Llegué a Manta con la ilusión de ver, como siempre, una ciudad abierta al mar, llena de encanto, con sabores y paisajes que despiertan la curiosidad de cualquier viajero. Sin embargo, mi primera impresión se vio golpeada por la realidad de siempre: el río entre Tarqui y el centro es, en lugar de un atractivo natural, una herida abierta. Lo que debería ser un cauce de agua limpia, que aporte frescura y vida, se ha transformado en un desagüe a cielo abierto. Y lo peor es que hay cientos de casas en sus orillas.
El agua fluye oscura, con un tono negro que no deja espacio a dudas. El olor es penetrante, casi insoportable, y acompaña cada paso como una advertencia invisible. A las orillas, la basura se acumula sin pudor: bolsas plásticas, restos de comida, desperdicios de todo tipo. También hay alcantarillas que descargan aguas servidas porque ahora no es temporada de lluvias. No es el reflejo que una ciudad que aspira al turismo internacional debería mostrar.
Escuché a algunos habitantes comentar que ese cauce recibe las aguas provenientes de las lagunas de oxidación, es decir, que lo que corre por allí no es más que un sistema de alcantarillado improvisado. Esa explicación, aunque técnica, no es excusa. Lo que fluye no es un río, sino la prueba de un abandono institucional que expone a la ciudadanía a riesgos de salud, al tiempo que degrada la imagen de Manta frente a los visitantes.
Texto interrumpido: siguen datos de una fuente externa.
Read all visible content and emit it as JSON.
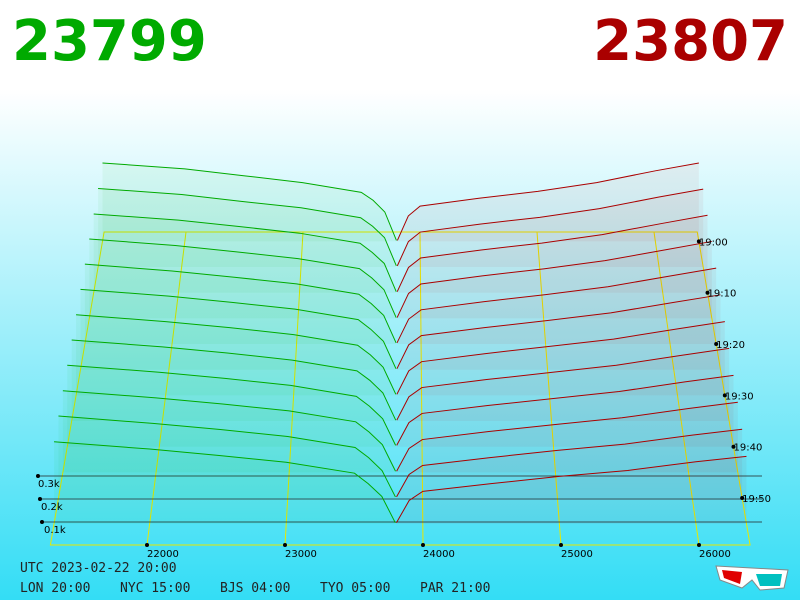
{
  "chart_data": {
    "type": "depth3d",
    "best_bid": 23799,
    "best_ask": 23807,
    "bid_color": "#00aa00",
    "ask_color": "#aa0000",
    "floor_color": "#e8e800",
    "xlim": [
      21300,
      26370
    ],
    "xticks": [
      22000,
      23000,
      24000,
      25000,
      26000
    ],
    "volume_ticks": [
      {
        "value": 100,
        "label": "0.1k"
      },
      {
        "value": 200,
        "label": "0.2k"
      },
      {
        "value": 300,
        "label": "0.3k"
      }
    ],
    "time_ticks": [
      "19:00",
      "19:10",
      "19:20",
      "19:30",
      "19:40",
      "19:50"
    ],
    "bid_prices": [
      21300,
      22000,
      22500,
      23000,
      23500,
      23600,
      23700,
      23799
    ],
    "ask_prices": [
      23807,
      23900,
      24000,
      24500,
      25000,
      25500,
      26000,
      26370
    ],
    "snapshots": [
      {
        "time": "19:00",
        "bids": [
          400,
          370,
          335,
          300,
          250,
          210,
          150,
          5
        ],
        "asks": [
          5,
          130,
          180,
          220,
          255,
          300,
          360,
          400
        ]
      },
      {
        "time": "19:05",
        "bids": [
          395,
          365,
          330,
          298,
          248,
          205,
          148,
          6
        ],
        "asks": [
          6,
          128,
          176,
          216,
          250,
          294,
          352,
          392
        ]
      },
      {
        "time": "19:10",
        "bids": [
          390,
          360,
          328,
          295,
          245,
          200,
          145,
          5
        ],
        "asks": [
          5,
          125,
          172,
          212,
          246,
          288,
          344,
          384
        ]
      },
      {
        "time": "19:15",
        "bids": [
          388,
          356,
          325,
          292,
          243,
          198,
          140,
          4
        ],
        "asks": [
          4,
          122,
          168,
          208,
          242,
          282,
          336,
          376
        ]
      },
      {
        "time": "19:20",
        "bids": [
          385,
          352,
          322,
          290,
          240,
          195,
          138,
          6
        ],
        "asks": [
          6,
          120,
          165,
          204,
          238,
          276,
          328,
          366
        ]
      },
      {
        "time": "19:25",
        "bids": [
          382,
          350,
          320,
          288,
          238,
          192,
          135,
          5
        ],
        "asks": [
          5,
          118,
          162,
          200,
          234,
          270,
          320,
          356
        ]
      },
      {
        "time": "19:30",
        "bids": [
          378,
          346,
          318,
          285,
          235,
          190,
          132,
          5
        ],
        "asks": [
          5,
          115,
          158,
          196,
          230,
          264,
          312,
          346
        ]
      },
      {
        "time": "19:35",
        "bids": [
          375,
          343,
          315,
          282,
          232,
          188,
          130,
          4
        ],
        "asks": [
          4,
          112,
          155,
          192,
          225,
          258,
          304,
          336
        ]
      },
      {
        "time": "19:40",
        "bids": [
          372,
          340,
          312,
          280,
          230,
          185,
          128,
          6
        ],
        "asks": [
          6,
          110,
          152,
          188,
          220,
          252,
          296,
          326
        ]
      },
      {
        "time": "19:45",
        "bids": [
          368,
          336,
          308,
          277,
          228,
          182,
          125,
          5
        ],
        "asks": [
          5,
          108,
          148,
          184,
          216,
          246,
          288,
          316
        ]
      },
      {
        "time": "19:50",
        "bids": [
          365,
          332,
          305,
          274,
          225,
          180,
          122,
          5
        ],
        "asks": [
          5,
          105,
          145,
          180,
          212,
          240,
          280,
          306
        ]
      },
      {
        "time": "19:55",
        "bids": [
          360,
          328,
          300,
          270,
          222,
          176,
          120,
          4
        ],
        "asks": [
          4,
          102,
          142,
          176,
          208,
          234,
          272,
          296
        ]
      }
    ],
    "footer": {
      "utc": "UTC 2023-02-22 20:00",
      "cities": [
        "LON 20:00",
        "NYC 15:00",
        "BJS 04:00",
        "TYO 05:00",
        "PAR 21:00"
      ]
    }
  }
}
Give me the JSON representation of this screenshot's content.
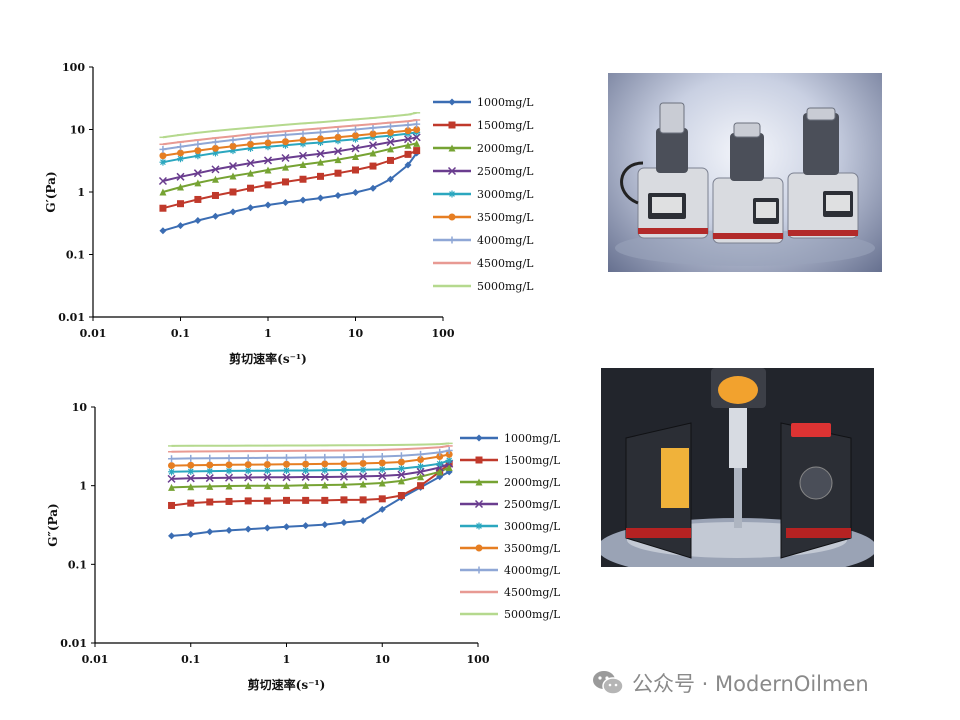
{
  "chart_data": [
    {
      "type": "line",
      "title": "",
      "xlabel": "剪切速率(s⁻¹)",
      "ylabel": "G′(Pa)",
      "xscale": "log",
      "yscale": "log",
      "xlim": [
        0.01,
        100
      ],
      "ylim": [
        0.01,
        100
      ],
      "xticks": [
        "0.01",
        "0.1",
        "1",
        "10",
        "100"
      ],
      "yticks": [
        "0.01",
        "0.1",
        "1",
        "10",
        "100"
      ],
      "grid": false,
      "legend_position": "right",
      "x": [
        0.063,
        0.1,
        0.158,
        0.251,
        0.398,
        0.631,
        1,
        1.585,
        2.512,
        3.981,
        6.31,
        10,
        15.85,
        25.12,
        39.81,
        50
      ],
      "series": [
        {
          "name": "1000mg/L",
          "color": "#3b6db3",
          "marker": "diamond",
          "values": [
            0.24,
            0.29,
            0.35,
            0.41,
            0.48,
            0.56,
            0.62,
            0.68,
            0.74,
            0.8,
            0.88,
            0.98,
            1.15,
            1.6,
            2.7,
            4.2
          ]
        },
        {
          "name": "1500mg/L",
          "color": "#c0392b",
          "marker": "square",
          "values": [
            0.55,
            0.65,
            0.76,
            0.88,
            1.0,
            1.15,
            1.3,
            1.45,
            1.6,
            1.78,
            2.0,
            2.25,
            2.6,
            3.2,
            4.0,
            4.6
          ]
        },
        {
          "name": "2000mg/L",
          "color": "#76a333",
          "marker": "triangle",
          "values": [
            1.0,
            1.2,
            1.4,
            1.6,
            1.8,
            2.0,
            2.25,
            2.5,
            2.75,
            3.0,
            3.3,
            3.7,
            4.2,
            4.9,
            5.6,
            6.0
          ]
        },
        {
          "name": "2500mg/L",
          "color": "#6a3d8f",
          "marker": "x",
          "values": [
            1.5,
            1.75,
            2.0,
            2.3,
            2.6,
            2.9,
            3.2,
            3.5,
            3.8,
            4.1,
            4.5,
            5.0,
            5.6,
            6.3,
            7.0,
            7.5
          ]
        },
        {
          "name": "3000mg/L",
          "color": "#2ba7bf",
          "marker": "star",
          "values": [
            3.0,
            3.4,
            3.8,
            4.2,
            4.6,
            5.0,
            5.3,
            5.6,
            5.9,
            6.2,
            6.6,
            7.0,
            7.5,
            8.0,
            8.6,
            9.0
          ]
        },
        {
          "name": "3500mg/L",
          "color": "#e67e22",
          "marker": "circle",
          "values": [
            3.8,
            4.2,
            4.6,
            5.0,
            5.4,
            5.8,
            6.1,
            6.4,
            6.8,
            7.1,
            7.5,
            8.0,
            8.5,
            9.0,
            9.6,
            10.0
          ]
        },
        {
          "name": "4000mg/L",
          "color": "#8fa7d6",
          "marker": "plus",
          "values": [
            4.8,
            5.3,
            5.8,
            6.3,
            6.8,
            7.3,
            7.8,
            8.2,
            8.6,
            9.0,
            9.5,
            10.0,
            10.6,
            11.2,
            11.8,
            12.2
          ]
        },
        {
          "name": "4500mg/L",
          "color": "#e89a93",
          "marker": "dash",
          "values": [
            5.8,
            6.3,
            6.8,
            7.3,
            7.8,
            8.4,
            8.9,
            9.4,
            9.9,
            10.4,
            11.0,
            11.6,
            12.2,
            12.9,
            13.6,
            14.2
          ]
        },
        {
          "name": "5000mg/L",
          "color": "#b5d98e",
          "marker": "dash",
          "values": [
            7.5,
            8.2,
            8.9,
            9.5,
            10.1,
            10.7,
            11.3,
            11.9,
            12.5,
            13.1,
            13.8,
            14.5,
            15.3,
            16.2,
            17.3,
            18.5
          ]
        }
      ]
    },
    {
      "type": "line",
      "title": "",
      "xlabel": "剪切速率(s⁻¹)",
      "ylabel": "G″(Pa)",
      "xscale": "log",
      "yscale": "log",
      "xlim": [
        0.01,
        100
      ],
      "ylim": [
        0.01,
        10
      ],
      "xticks": [
        "0.01",
        "0.1",
        "1",
        "10",
        "100"
      ],
      "yticks": [
        "0.01",
        "0.1",
        "1",
        "10"
      ],
      "grid": false,
      "legend_position": "right",
      "x": [
        0.063,
        0.1,
        0.158,
        0.251,
        0.398,
        0.631,
        1,
        1.585,
        2.512,
        3.981,
        6.31,
        10,
        15.85,
        25.12,
        39.81,
        50
      ],
      "series": [
        {
          "name": "1000mg/L",
          "color": "#3b6db3",
          "marker": "diamond",
          "values": [
            0.23,
            0.24,
            0.26,
            0.27,
            0.28,
            0.29,
            0.3,
            0.31,
            0.32,
            0.34,
            0.36,
            0.5,
            0.7,
            0.95,
            1.3,
            1.5
          ]
        },
        {
          "name": "1500mg/L",
          "color": "#c0392b",
          "marker": "square",
          "values": [
            0.56,
            0.6,
            0.62,
            0.63,
            0.64,
            0.64,
            0.65,
            0.65,
            0.65,
            0.66,
            0.66,
            0.68,
            0.75,
            1.0,
            1.5,
            1.9
          ]
        },
        {
          "name": "2000mg/L",
          "color": "#76a333",
          "marker": "triangle",
          "values": [
            0.95,
            0.97,
            0.98,
            0.99,
            1.0,
            1.0,
            1.0,
            1.01,
            1.02,
            1.03,
            1.05,
            1.08,
            1.15,
            1.3,
            1.5,
            1.7
          ]
        },
        {
          "name": "2500mg/L",
          "color": "#6a3d8f",
          "marker": "x",
          "values": [
            1.22,
            1.24,
            1.25,
            1.26,
            1.27,
            1.28,
            1.28,
            1.29,
            1.29,
            1.3,
            1.31,
            1.33,
            1.38,
            1.5,
            1.7,
            1.9
          ]
        },
        {
          "name": "3000mg/L",
          "color": "#2ba7bf",
          "marker": "star",
          "values": [
            1.5,
            1.52,
            1.53,
            1.54,
            1.55,
            1.55,
            1.56,
            1.56,
            1.57,
            1.58,
            1.59,
            1.61,
            1.65,
            1.75,
            1.9,
            2.1
          ]
        },
        {
          "name": "3500mg/L",
          "color": "#e67e22",
          "marker": "circle",
          "values": [
            1.8,
            1.82,
            1.83,
            1.84,
            1.85,
            1.86,
            1.87,
            1.88,
            1.89,
            1.9,
            1.92,
            1.95,
            2.0,
            2.15,
            2.35,
            2.5
          ]
        },
        {
          "name": "4000mg/L",
          "color": "#8fa7d6",
          "marker": "plus",
          "values": [
            2.2,
            2.22,
            2.23,
            2.24,
            2.25,
            2.26,
            2.27,
            2.28,
            2.29,
            2.3,
            2.32,
            2.35,
            2.4,
            2.5,
            2.65,
            2.8
          ]
        },
        {
          "name": "4500mg/L",
          "color": "#e89a93",
          "marker": "dash",
          "values": [
            2.7,
            2.72,
            2.73,
            2.74,
            2.75,
            2.76,
            2.77,
            2.78,
            2.79,
            2.8,
            2.82,
            2.85,
            2.9,
            2.98,
            3.08,
            3.2
          ]
        },
        {
          "name": "5000mg/L",
          "color": "#b5d98e",
          "marker": "dash",
          "values": [
            3.2,
            3.21,
            3.22,
            3.22,
            3.23,
            3.23,
            3.24,
            3.24,
            3.25,
            3.26,
            3.27,
            3.28,
            3.3,
            3.33,
            3.38,
            3.45
          ]
        }
      ]
    }
  ],
  "watermark": {
    "icon": "wechat-icon",
    "text": "公众号 · ModernOilmen"
  }
}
El Municipio no puede mirar hacia otro lado. No basta con obras viales, parques o malecones si lo esencial, que es garantizar un entorno sano y seguro, está descuidado. La contaminación del río es un atentado directo contra el derecho al buen vivir de los mantenses y contra el atractivo turístico de la ciudad. Porque nadie quiere fotografiar un río de aguas negras ni sentarse en una playa contaminada.
También debe intervenir el Ministerio del Ambiente porque es su responsabilidad institucional.
Yo volví a mi tierra, con el mal sabor de esta experiencia. Pero quienes los mantenses merecen respirar aire puro, caminar sin taparse la nariz y sentir orgullo de su ciudad. No es un mal de ahora; se ha mantenido por años, pero nadie le busca una solución. La pregunta es: ¿cuánto más se va a esperar para que ese río deje de ser una vergüenza y se convierta en un símbolo de vida?